For Healthy Volunteers:

- Provision of informed consent for the study.

- Age > 18 years.

- Willingness to be available for 2 weeks of DOT.

- Willingness to be admitted to a GCRC or hospital on two occasions.

- Women of child-bearing potential must agree to practice an adequate method of birth
control. Barrier methods of contraception or abstinence from sexual activity are
satisfactory methods.

- Willingness to have HIV testing done if documented results are not available. (A prior
negative result must be obtained within one year and consists of a negative HIV ELISA.
A positive result must be both a positive HIV ELISA and Western Blot, or a plasma HIV
PCR RNA level greater than 5000 copies/ml).

- Laboratory screening (if not already available) within 30 days of the first PK
admission:

- Serum potassium within normal limits

- Hematocrit > 35%

- Absolute neutrophil count > 1000 /mm3

- AST < 3 times the upper limit of normal

- Bilirubin < 2 times the upper limit of normal

- Creatinine < 2 times the upper limit of normal

- Eligible and enrolled for medical health care sponsored by the United States federal
government (such as the Veterans Administration enrollment Priority 1 through 7, VHA
Directive 2003-003).

For Patients with Tuberculosis Enrolled in TBTC Study 27 or Study 28:

- Any patient enrolled in TBTC Study 27 or Study 28 receiving a daily (5-7 days per
week) regimen.

- Provision of informed consent for the study.

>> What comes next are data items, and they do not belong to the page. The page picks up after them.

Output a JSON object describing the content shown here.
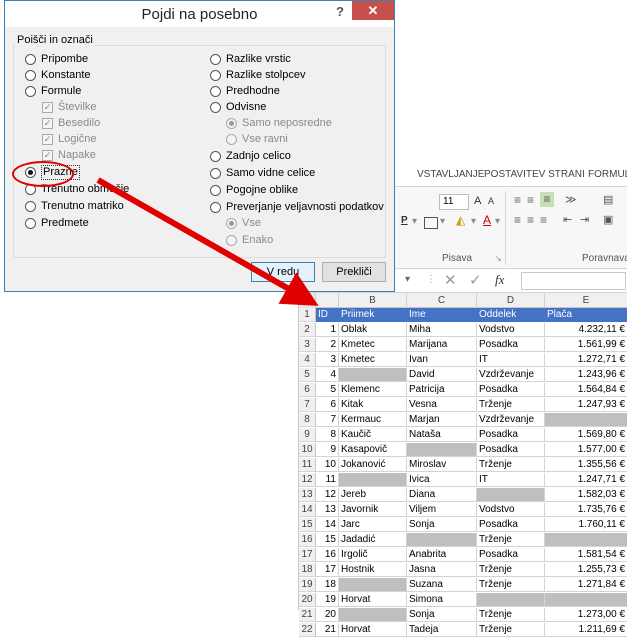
{
  "dialog": {
    "title": "Pojdi na posebno",
    "help": "?",
    "close": "✕",
    "group_title": "Poišči in označi",
    "left_options": [
      {
        "label": "Pripombe"
      },
      {
        "label": "Konstante"
      },
      {
        "label": "Formule"
      },
      {
        "label": "Številke"
      },
      {
        "label": "Besedilo"
      },
      {
        "label": "Logične"
      },
      {
        "label": "Napake"
      },
      {
        "label": "Prazne"
      },
      {
        "label": "Trenutno območje"
      },
      {
        "label": "Trenutno matriko"
      },
      {
        "label": "Predmete"
      }
    ],
    "right_options": [
      {
        "label": "Razlike vrstic"
      },
      {
        "label": "Razlike stolpcev"
      },
      {
        "label": "Predhodne"
      },
      {
        "label": "Odvisne"
      },
      {
        "label": "Samo neposredne"
      },
      {
        "label": "Vse ravni"
      },
      {
        "label": "Zadnjo celico"
      },
      {
        "label": "Samo vidne celice"
      },
      {
        "label": "Pogojne oblike"
      },
      {
        "label": "Preverjanje veljavnosti podatkov"
      },
      {
        "label": "Vse"
      },
      {
        "label": "Enako"
      }
    ],
    "ok_label": "V redu",
    "cancel_label": "Prekliči"
  },
  "excel": {
    "tabs": [
      "VSTAVLJANJE",
      "POSTAVITEV STRANI",
      "FORMUL"
    ],
    "font_size": "11",
    "grow_font": "A",
    "shrink_font": "A",
    "group_font": "Pisava",
    "group_align": "Poravnava",
    "formula_symbol": "fx",
    "columns": [
      "B",
      "C",
      "D",
      "E"
    ],
    "header_row": {
      "num": "1",
      "cells": [
        "ID",
        "Priimek",
        "Ime",
        "Oddelek",
        "Plača"
      ]
    },
    "rows": [
      {
        "num": "2",
        "id": "1",
        "priimek": "Oblak",
        "ime": "Miha",
        "oddelek": "Vodstvo",
        "placa": "4.232,11 €"
      },
      {
        "num": "3",
        "id": "2",
        "priimek": "Kmetec",
        "ime": "Marijana",
        "oddelek": "Posadka",
        "placa": "1.561,99 €"
      },
      {
        "num": "4",
        "id": "3",
        "priimek": "Kmetec",
        "ime": "Ivan",
        "oddelek": "IT",
        "placa": "1.272,71 €"
      },
      {
        "num": "5",
        "id": "4",
        "priimek": "",
        "ime": "David",
        "oddelek": "Vzdrževanje",
        "placa": "1.243,96 €"
      },
      {
        "num": "6",
        "id": "5",
        "priimek": "Klemenc",
        "ime": "Patricija",
        "oddelek": "Posadka",
        "placa": "1.564,84 €"
      },
      {
        "num": "7",
        "id": "6",
        "priimek": "Kitak",
        "ime": "Vesna",
        "oddelek": "Trženje",
        "placa": "1.247,93 €"
      },
      {
        "num": "8",
        "id": "7",
        "priimek": "Kermauc",
        "ime": "Marjan",
        "oddelek": "Vzdrževanje",
        "placa": ""
      },
      {
        "num": "9",
        "id": "8",
        "priimek": "Kaučič",
        "ime": "Nataša",
        "oddelek": "Posadka",
        "placa": "1.569,80 €"
      },
      {
        "num": "10",
        "id": "9",
        "priimek": "Kasapovič",
        "ime": "",
        "oddelek": "Posadka",
        "placa": "1.577,00 €"
      },
      {
        "num": "11",
        "id": "10",
        "priimek": "Jokanović",
        "ime": "Miroslav",
        "oddelek": "Trženje",
        "placa": "1.355,56 €"
      },
      {
        "num": "12",
        "id": "11",
        "priimek": "",
        "ime": "Ivica",
        "oddelek": "IT",
        "placa": "1.247,71 €"
      },
      {
        "num": "13",
        "id": "12",
        "priimek": "Jereb",
        "ime": "Diana",
        "oddelek": "",
        "placa": "1.582,03 €"
      },
      {
        "num": "14",
        "id": "13",
        "priimek": "Javornik",
        "ime": "Viljem",
        "oddelek": "Vodstvo",
        "placa": "1.735,76 €"
      },
      {
        "num": "15",
        "id": "14",
        "priimek": "Jarc",
        "ime": "Sonja",
        "oddelek": "Posadka",
        "placa": "1.760,11 €"
      },
      {
        "num": "16",
        "id": "15",
        "priimek": "Jadadić",
        "ime": "",
        "oddelek": "Trženje",
        "placa": ""
      },
      {
        "num": "17",
        "id": "16",
        "priimek": "Irgolič",
        "ime": "Anabrita",
        "oddelek": "Posadka",
        "placa": "1.581,54 €"
      },
      {
        "num": "18",
        "id": "17",
        "priimek": "Hostnik",
        "ime": "Jasna",
        "oddelek": "Trženje",
        "placa": "1.255,73 €"
      },
      {
        "num": "19",
        "id": "18",
        "priimek": "",
        "ime": "Suzana",
        "oddelek": "Trženje",
        "placa": "1.271,84 €"
      },
      {
        "num": "20",
        "id": "19",
        "priimek": "Horvat",
        "ime": "Simona",
        "oddelek": "",
        "placa": ""
      },
      {
        "num": "21",
        "id": "20",
        "priimek": "",
        "ime": "Sonja",
        "oddelek": "Trženje",
        "placa": "1.273,00 €"
      },
      {
        "num": "22",
        "id": "21",
        "priimek": "Horvat",
        "ime": "Tadeja",
        "oddelek": "Trženje",
        "placa": "1.211,69 €"
      }
    ]
  },
  "colors": {
    "header_blue": "#4472c4",
    "blank_gray": "#bfbfbf",
    "highlight_red": "#e00000",
    "close_red": "#c7504c"
  }
}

- Willingness to be admitted to a GCRC or hospital on one occasion.

Exclusion Criteria:

For Healthy Volunteers:

- Karnofsky score less than 90

- Pregnancy or breast-feeding. (A negative pregnancy test is required for women of
childbearing potential within 14 days before the first dose of moxifloxacin.)

- Known allergy to any fluoroquinolone or rifamycin antibiotic

- Current or planned therapy during the study with drugs having unacceptable
interactions with rifampin

- History of prolonged QT syndrome or current or planned therapy with quinidine,
procainamide, amiodarone, sotalol, or ziprasidone during period of administration of
moxifloxacin and for one week after treatment

For Patients with Tuberculosis Enrolled in TBTC Study 27 or Study 28:

- Severe anemia as defined by a hematocrit less than 25% (most recent value, measured
within 30 days of the PK study).

- History of severe liver disease classified as Child Pugh Class C.